It’s not sometimes, it’s most of the time.

We’re having the wrong debate, because most of the participants are looking at the world through a single lens:

A middle class, professional, privileged lens.

We have an obsession with the elements of work that matter most to us, but least to the majority of people. It’s the same reason that HR has such a bad reputation, because we fiddle with the inconsequential without addressing the fundamental.

The future of performance management? The social organisation? Reconstructing  the working week?

None of these mean anything to someone holding down four jobs in order to keep food on the table. And I could go on…

Headline grabbing announcements about allowing people to take as much holiday as they like. Unless they work in the support functions….or in service roles….or customer facing….

What about the living wage and the impact on regional employment, zero hours contracts and employment instability, the deskilling of jobs through technology? And I’m not talking about from a legal perspective, but a moral, ethical and cultural approach. How we tackle these issues in real time, in real organisations.

If we believe in good work, we believe in good work for everyone. We believe in creating safe and productive workplaces where everyone can contribute to the best of their ability, where everyone is treated with respect and dignity. Where everyone can grow and develop, should they want.

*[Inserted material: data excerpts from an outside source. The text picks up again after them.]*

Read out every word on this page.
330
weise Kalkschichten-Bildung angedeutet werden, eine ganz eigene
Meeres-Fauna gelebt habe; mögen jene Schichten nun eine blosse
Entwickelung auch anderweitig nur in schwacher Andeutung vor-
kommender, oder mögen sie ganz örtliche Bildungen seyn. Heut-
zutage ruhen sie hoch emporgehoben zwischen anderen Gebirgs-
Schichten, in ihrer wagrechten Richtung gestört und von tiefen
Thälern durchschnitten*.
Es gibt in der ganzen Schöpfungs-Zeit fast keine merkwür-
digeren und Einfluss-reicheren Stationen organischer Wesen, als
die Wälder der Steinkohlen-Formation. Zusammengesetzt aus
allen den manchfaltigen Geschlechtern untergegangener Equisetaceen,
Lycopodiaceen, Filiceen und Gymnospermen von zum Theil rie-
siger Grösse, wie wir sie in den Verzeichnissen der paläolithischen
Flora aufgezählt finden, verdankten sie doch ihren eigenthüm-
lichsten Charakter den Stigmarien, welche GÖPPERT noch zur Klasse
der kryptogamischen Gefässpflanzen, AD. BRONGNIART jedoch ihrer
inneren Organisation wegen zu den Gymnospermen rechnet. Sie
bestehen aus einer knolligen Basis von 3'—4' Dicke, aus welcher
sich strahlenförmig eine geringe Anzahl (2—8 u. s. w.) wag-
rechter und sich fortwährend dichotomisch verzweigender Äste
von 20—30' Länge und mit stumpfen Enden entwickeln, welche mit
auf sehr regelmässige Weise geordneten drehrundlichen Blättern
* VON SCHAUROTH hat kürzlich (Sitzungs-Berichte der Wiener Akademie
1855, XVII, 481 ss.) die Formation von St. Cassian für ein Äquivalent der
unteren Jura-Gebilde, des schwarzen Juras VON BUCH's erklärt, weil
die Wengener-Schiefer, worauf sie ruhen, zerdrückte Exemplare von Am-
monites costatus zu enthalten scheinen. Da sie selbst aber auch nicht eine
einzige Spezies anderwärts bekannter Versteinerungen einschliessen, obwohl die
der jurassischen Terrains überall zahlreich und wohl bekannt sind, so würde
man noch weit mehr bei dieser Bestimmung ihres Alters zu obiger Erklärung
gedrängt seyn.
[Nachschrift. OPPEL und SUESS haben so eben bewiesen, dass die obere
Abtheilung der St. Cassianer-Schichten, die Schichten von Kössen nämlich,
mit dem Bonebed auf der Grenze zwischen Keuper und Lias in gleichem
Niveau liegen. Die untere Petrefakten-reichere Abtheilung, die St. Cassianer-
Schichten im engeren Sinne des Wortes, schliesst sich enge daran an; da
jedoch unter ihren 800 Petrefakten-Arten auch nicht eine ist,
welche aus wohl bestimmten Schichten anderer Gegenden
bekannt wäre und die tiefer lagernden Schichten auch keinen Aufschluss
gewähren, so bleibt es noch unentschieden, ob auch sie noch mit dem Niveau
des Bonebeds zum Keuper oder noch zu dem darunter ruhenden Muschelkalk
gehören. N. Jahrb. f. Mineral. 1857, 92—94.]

I’m not arguing that we shouldn’t be creative, far from it. I’m arguing that we should be using our creativity, our knowledge and experience to deal with the issues that challenge the many, not the few. I’m arguing that we should be targeting work and interventions that matter to everyone.

The credibility of HR is only enhanced when it makes people’s lives better and damaged when it seems to make the existence of a select group better, whilst ignoring most.

Our challenge is to ask ourselves whether we’re trying to benefit all….or whether our practice is grounded in making it better for some, which almost inevitably, will include ourselves.

Because that, would be selling ourselves short.